The derby brings out the worst in Roma and Aurelio De Laurentiis: Marriage Counsellor as Susy Campanale rounds up the week’s daftest statements.
“Money is not enough to convince a wife. If she wants to sleep with someone else, then she will.”
Aurelio De Laurentiis now refers to Walter Mazzarri as ‘that brazen hussy’
“Benitez told me he can’t wait to get to know Napoli, the Neapolitans and the local dialect.”
Working with De Laurentiis, we imagine the Spaniard will learn quite a few new words
“We were looking for the icing on the cake, but didn’t find it.”
Aurelio Andreazzoli couldn’t find the cake either. At most Roma’s season warranted a muffin.
“I am honoured to wear the jersey of Roma…the best is yet to come.”
Marquinhos is really not saying much
“Osvaldo? Causing a scene when the TV cameras are running is nothing new from him. But then in private he just moans and whines.”

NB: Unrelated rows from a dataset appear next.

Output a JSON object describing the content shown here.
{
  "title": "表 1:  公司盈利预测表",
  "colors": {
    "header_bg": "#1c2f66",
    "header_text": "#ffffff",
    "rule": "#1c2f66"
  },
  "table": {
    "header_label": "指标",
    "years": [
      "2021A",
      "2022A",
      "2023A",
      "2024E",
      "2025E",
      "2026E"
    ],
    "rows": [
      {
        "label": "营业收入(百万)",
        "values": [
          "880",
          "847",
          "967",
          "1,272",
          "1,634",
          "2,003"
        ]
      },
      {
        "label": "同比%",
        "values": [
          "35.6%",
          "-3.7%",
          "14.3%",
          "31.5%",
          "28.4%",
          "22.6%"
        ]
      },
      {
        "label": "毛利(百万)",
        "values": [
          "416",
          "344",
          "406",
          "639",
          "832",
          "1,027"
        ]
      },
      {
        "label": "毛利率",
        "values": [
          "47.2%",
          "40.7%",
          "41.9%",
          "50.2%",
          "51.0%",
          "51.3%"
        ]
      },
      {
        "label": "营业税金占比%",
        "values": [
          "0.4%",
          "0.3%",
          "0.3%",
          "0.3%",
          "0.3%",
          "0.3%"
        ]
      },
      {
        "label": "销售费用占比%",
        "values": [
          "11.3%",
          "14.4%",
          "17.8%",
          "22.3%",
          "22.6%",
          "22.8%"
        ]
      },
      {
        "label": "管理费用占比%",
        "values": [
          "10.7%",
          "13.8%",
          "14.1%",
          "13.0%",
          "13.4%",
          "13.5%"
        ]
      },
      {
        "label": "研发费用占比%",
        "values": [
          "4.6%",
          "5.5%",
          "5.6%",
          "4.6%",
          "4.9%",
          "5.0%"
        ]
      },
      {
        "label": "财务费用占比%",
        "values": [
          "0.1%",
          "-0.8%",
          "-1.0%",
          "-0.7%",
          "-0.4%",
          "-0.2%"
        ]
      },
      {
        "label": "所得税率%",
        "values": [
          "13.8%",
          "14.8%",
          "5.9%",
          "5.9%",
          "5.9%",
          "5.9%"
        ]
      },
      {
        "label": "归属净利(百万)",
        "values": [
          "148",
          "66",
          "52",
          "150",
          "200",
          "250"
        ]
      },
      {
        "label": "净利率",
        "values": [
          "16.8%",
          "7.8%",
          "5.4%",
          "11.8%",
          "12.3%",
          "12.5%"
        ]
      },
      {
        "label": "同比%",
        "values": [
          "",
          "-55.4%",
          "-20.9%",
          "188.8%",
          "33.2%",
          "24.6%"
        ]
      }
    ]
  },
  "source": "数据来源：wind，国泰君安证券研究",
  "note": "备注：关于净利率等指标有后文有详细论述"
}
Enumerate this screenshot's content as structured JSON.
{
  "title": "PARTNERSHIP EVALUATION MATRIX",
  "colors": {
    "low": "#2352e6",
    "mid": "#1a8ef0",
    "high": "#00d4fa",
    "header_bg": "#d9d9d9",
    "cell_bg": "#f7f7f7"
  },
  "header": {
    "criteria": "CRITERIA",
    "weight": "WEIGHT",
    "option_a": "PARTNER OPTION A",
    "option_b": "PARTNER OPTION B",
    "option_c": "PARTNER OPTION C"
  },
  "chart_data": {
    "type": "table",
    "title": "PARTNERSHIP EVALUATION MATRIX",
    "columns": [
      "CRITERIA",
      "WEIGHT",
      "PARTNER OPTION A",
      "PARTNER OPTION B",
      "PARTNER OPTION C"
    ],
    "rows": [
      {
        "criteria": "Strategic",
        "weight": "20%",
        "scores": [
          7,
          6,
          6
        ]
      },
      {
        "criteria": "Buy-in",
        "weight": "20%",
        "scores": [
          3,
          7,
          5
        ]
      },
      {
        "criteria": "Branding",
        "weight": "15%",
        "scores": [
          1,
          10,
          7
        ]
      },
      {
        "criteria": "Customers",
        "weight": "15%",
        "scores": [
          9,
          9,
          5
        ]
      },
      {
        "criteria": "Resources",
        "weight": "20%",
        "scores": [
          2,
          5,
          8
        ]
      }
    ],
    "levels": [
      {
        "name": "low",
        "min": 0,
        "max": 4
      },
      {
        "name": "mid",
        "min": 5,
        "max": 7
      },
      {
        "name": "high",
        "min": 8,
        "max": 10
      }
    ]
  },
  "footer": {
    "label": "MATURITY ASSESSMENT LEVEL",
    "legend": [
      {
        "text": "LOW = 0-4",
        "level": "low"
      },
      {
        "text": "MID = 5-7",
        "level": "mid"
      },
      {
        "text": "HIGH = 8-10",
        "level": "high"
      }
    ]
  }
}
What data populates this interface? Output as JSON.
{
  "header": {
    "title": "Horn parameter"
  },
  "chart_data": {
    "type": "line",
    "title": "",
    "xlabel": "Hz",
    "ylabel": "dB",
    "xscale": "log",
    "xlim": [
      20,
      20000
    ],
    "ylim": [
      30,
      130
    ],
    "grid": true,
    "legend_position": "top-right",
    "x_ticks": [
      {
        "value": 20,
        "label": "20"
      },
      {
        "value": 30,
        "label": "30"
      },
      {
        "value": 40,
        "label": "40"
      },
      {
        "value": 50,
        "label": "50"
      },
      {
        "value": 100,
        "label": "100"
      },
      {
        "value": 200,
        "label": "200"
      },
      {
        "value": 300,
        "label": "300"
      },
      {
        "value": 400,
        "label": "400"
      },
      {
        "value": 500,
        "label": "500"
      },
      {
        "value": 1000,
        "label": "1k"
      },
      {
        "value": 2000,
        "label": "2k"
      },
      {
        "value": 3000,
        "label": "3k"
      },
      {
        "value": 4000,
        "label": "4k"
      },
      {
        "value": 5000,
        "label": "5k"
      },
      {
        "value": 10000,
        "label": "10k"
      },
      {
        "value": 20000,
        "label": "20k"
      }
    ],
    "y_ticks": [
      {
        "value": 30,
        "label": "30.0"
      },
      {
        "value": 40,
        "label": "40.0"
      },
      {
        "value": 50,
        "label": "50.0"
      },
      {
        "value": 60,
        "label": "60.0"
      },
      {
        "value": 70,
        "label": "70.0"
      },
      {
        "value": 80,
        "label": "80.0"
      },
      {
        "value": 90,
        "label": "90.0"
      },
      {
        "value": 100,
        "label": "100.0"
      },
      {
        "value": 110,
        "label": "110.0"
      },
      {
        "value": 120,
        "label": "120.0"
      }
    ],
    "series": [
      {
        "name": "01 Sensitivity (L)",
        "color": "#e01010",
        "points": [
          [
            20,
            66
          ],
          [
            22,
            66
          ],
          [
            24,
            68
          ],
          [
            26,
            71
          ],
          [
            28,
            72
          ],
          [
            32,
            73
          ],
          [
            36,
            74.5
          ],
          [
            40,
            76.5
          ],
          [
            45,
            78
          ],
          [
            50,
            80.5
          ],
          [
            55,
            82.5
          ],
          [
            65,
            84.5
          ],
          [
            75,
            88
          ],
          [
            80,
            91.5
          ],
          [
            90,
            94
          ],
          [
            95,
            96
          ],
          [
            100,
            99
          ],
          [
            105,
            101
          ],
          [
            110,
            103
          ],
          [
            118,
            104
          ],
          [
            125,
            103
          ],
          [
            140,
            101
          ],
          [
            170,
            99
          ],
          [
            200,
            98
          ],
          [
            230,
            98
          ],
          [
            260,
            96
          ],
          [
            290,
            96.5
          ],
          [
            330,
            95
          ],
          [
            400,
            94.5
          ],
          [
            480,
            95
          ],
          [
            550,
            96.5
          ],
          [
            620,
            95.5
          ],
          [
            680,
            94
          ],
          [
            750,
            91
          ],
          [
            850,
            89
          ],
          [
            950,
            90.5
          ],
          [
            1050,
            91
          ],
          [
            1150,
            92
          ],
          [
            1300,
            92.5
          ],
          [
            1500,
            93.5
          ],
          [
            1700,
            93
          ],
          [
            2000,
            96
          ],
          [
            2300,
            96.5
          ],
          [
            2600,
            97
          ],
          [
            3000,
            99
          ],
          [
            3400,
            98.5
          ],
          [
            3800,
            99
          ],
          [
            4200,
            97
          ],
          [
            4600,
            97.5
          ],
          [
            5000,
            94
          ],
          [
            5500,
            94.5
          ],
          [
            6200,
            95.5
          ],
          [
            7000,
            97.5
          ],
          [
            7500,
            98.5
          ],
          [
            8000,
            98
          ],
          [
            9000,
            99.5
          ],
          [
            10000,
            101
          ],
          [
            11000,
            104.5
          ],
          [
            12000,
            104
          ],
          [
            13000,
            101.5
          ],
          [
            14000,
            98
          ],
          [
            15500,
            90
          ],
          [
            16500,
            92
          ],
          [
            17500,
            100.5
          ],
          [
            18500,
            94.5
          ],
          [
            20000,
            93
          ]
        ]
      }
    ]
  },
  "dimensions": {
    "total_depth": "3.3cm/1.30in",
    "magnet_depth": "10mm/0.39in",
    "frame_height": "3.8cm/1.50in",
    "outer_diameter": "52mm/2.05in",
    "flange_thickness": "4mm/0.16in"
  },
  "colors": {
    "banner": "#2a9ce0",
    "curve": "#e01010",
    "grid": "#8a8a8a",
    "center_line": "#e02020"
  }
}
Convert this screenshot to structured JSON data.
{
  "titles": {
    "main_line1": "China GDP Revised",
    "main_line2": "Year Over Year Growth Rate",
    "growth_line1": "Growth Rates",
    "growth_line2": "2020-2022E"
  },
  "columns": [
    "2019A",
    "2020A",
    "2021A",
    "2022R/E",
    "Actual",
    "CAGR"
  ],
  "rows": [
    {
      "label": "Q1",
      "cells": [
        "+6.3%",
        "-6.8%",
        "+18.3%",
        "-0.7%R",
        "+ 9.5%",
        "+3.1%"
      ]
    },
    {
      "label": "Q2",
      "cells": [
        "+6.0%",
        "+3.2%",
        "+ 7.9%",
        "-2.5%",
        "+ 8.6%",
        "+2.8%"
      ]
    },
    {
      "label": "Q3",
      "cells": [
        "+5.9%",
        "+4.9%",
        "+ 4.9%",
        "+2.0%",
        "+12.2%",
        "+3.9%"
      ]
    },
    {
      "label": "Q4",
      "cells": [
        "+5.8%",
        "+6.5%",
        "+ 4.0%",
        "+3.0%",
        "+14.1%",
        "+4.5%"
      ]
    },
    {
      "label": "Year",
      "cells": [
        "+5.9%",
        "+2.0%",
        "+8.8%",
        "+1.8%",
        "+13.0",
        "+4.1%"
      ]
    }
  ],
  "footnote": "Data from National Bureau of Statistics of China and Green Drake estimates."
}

The Roma Coach suggests his striker would be ideal for Celebrity Big Brother
“You should’ve just admitted you were incompetent... Go celebrate with the Laziali...”
Pablo Daniel Osvaldo confirms Twitter should develop an app blocking football players from sending career-ending messages
“I didn’t like this game in terms of technique, but I was impressed with the passion and determination on show.”
Andreazzoli must’ve been really struck by Osvaldo, then...
“The day after the game people would stop me in the street and kiss my right foot, the one I used to score the goal!”
It’s good that Senad Lulic specified why he was having his toes molested
“Andreazzoli did a good job, but was treated like a supply teacher at times by the media.”
Roma director Franco Baldini was forever removing whoopee cushions in the Press room
“This Cup is dedicated to all the children who tomorrow will go to school and say ‘We won.’ We beat Roma for the Coppa and now we’ve got to enjoy it!”
Cristian Ledesma doing his bit for diplomacy
“A solution will emerge that is not difficult to find if everyone puts themselves in the right direction, looks to their conscience and tries to choose what is best for our Milan.”
Since when did Silvio Berlusconi have a conscience?
“The Nerazzurri tried to destroy me several times – if I had not been strong mentally, I would have hung up my boots. Many people at that club do not deserve my respect.”
Wesley Sneijder is grateful to his bullet-proof ego
“Italian football will be curious to see Benitez at work after a few difficult months at Inter, arriving after Jose Mourinho had won everything.”
Giorgio Chiellini finds the nicest possible way of saying ‘the knives are out’
“I remember as a child I thought about how short our life is and that we have to live it to the full, to write our name in history.”
Hernanes preferred Sartre to Simon Says
“If I had chosen Real Madrid, I’d have won three Champions Leagues and two Ballon d’Ors on top of who knows what else.”
Francesco Totti would also have won Masterchef and Spain’s Got Talent
“I am very angry with Giuseppe Sannino, because to sign him last year I had to bow down to Siena.”
It didn’t stop Maurizio Zamparini firing him after three games, did it?
“We were unable to create an atmosphere in which it is possible to grow.”
Roma director Baldini could not have asked for more manure, really
“I brought a person to this club who the non-believers criticised and asked to be sacked after the winter break.”